The truck drove much like an oversized pick-up truck, which will be an easy adjustment for workers who may not have experience driving commercial vehicles. Because the TerraStar uses the same spacious cab as its bigger brother the DuraStar, the cab is available in a variety of configurations including a 26-inch extended cab and 44-inch crew cab.
When it comes to medium-duty applications, visibility is important. Not only because inexperienced drivers may often be behind the wheel, but also because in many cases, the truck will be operated in cramped work sites.
The TerraStar offers excellent visibility all-around, thanks to the elevated seating position in the supersized cab. This should help owners cut down on repair costs. Equally important when it comes to avoiding dings and scrapes, is turning radius.
The TerraStar falls just short of its competitors in this category, with a 28.2-ft. left-hand curb-to-curb turning radius (compared to 26.4-ft. for Ford and 27.3-ft. for Dodge). But Tom Schmitt, sales training project manager with Navistar, says turning radius is a subjective metric.
“Actual turning radius is going to depend on the axle, the tires, the steering gear and everything else you have under the front end of that truck,” he said.
The course I drove included some tight right- and left-hand turns, which I navigated without crumpling so much as a single pylon. Granted, before I pat myself on the back too enthusiastically, I should note the course was built wide enough to accommodate the bigger DuraStar as well. At any rate, when the difference in turning radius is measured in inches, it’s not likely to be a deal-breaker.
Another strength of the TerraStar is its serviceability, which should really come as no surprise since the truck borrows from the best of International’s proven medium-duty models.
The TerraStar has a tilt hood, as any serious work truck should, rather than the alligator-style hood opening you’ll find on the Ford or Dodge offerings.

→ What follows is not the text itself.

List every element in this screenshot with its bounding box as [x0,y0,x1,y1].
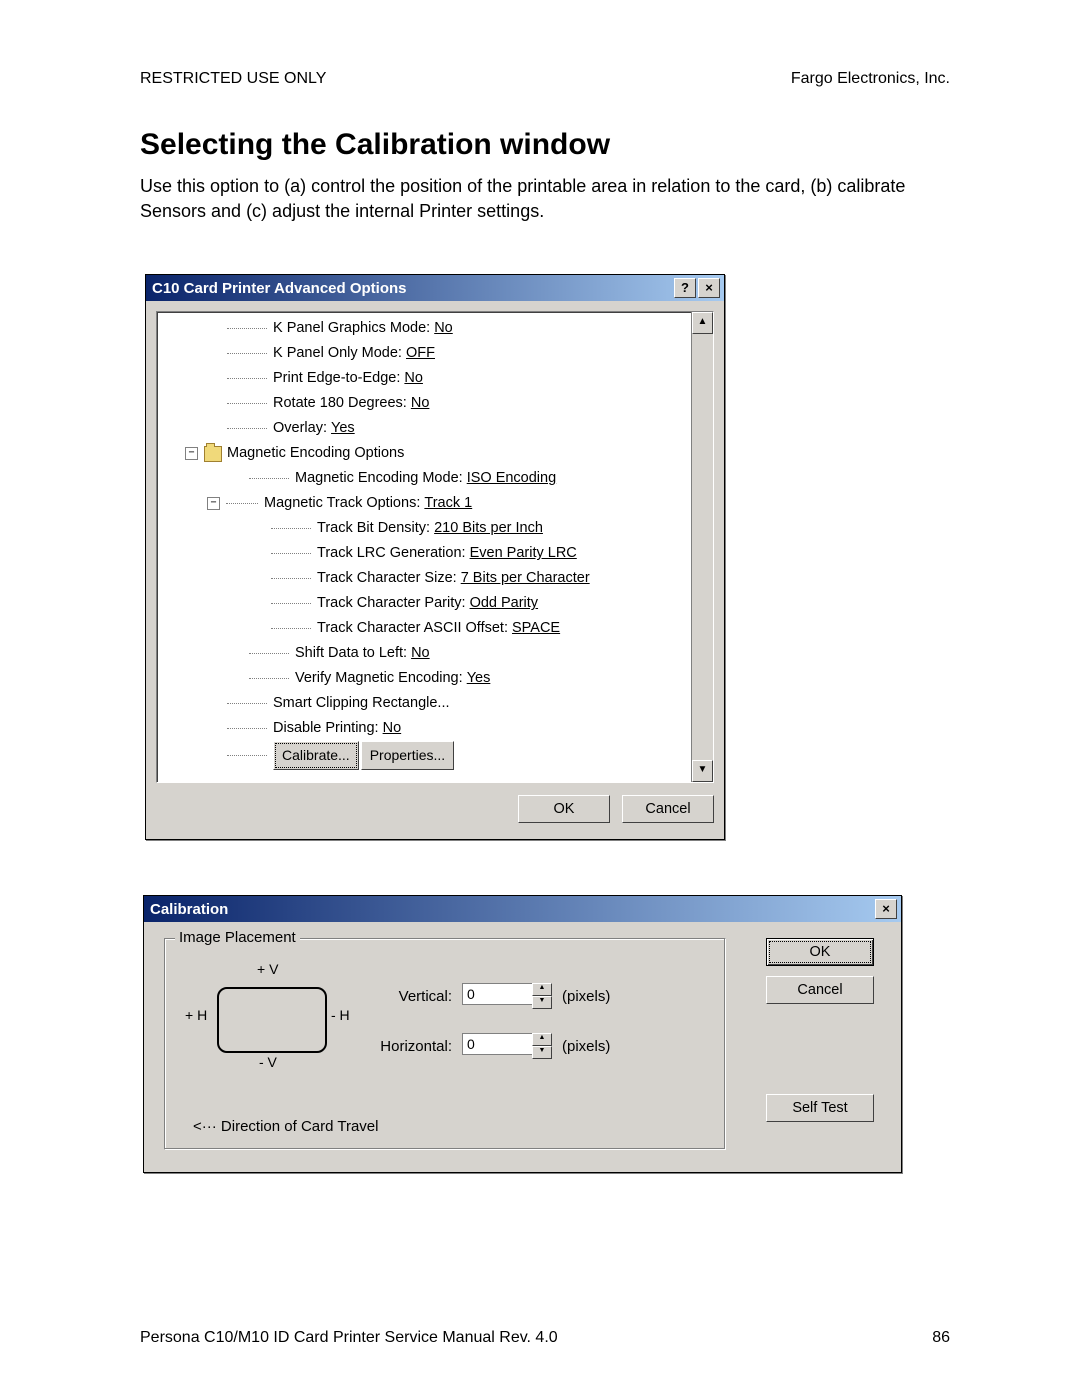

Schunke said serviceability seems to have been an afterthought in the Class 4/5 market, something International intends to change. In some cases, the entire cab had to be lifted off the frames of competitive vehicles to perform engine maintenance. The TerraStar’s engine can be easily accessed from either side, making it simple to perform everyday inspections and replenish fluids.
Speaking of fluids, you won’t find a diesel exhaust fluid (DEF) tank on the TerraStar. While Ford, Dodge and Hino have elected to meet stringent EPA-mandated NOx emissions standards with exhaust aftertreatment, the International MaxxForce 7 instead eliminates NOx in-cylinder.
That means customers won’t require DEF for the selective catalytic reduction (SCR) system used by all other medium- and heavy-duty truck manufacturers in North America. While a compelling argument can be made for and against SCR, it’s one more differentiator that Navistar feels will work in its favour.
The International TerraStar is a true commercial-grade Class 4/5 that borrows heavily from the company’s proven medium-duty products. The large cab and big truck appearance do come at a premium though. It’s expected the TerraStar will cost more than its Ford and Dodge competitors to the tune of a few thousand dollars.
Nonetheless, interest in the truck seems strong. By last October when I drove the truck, Navistar officials said they’d received orders for about 800 units, generated by trade show appearances alone with no presence yet established on dealer lots. But dealers should have received their TerraStars by now.
In a market segment with few choices, the TerraStar will be a welcomed addition.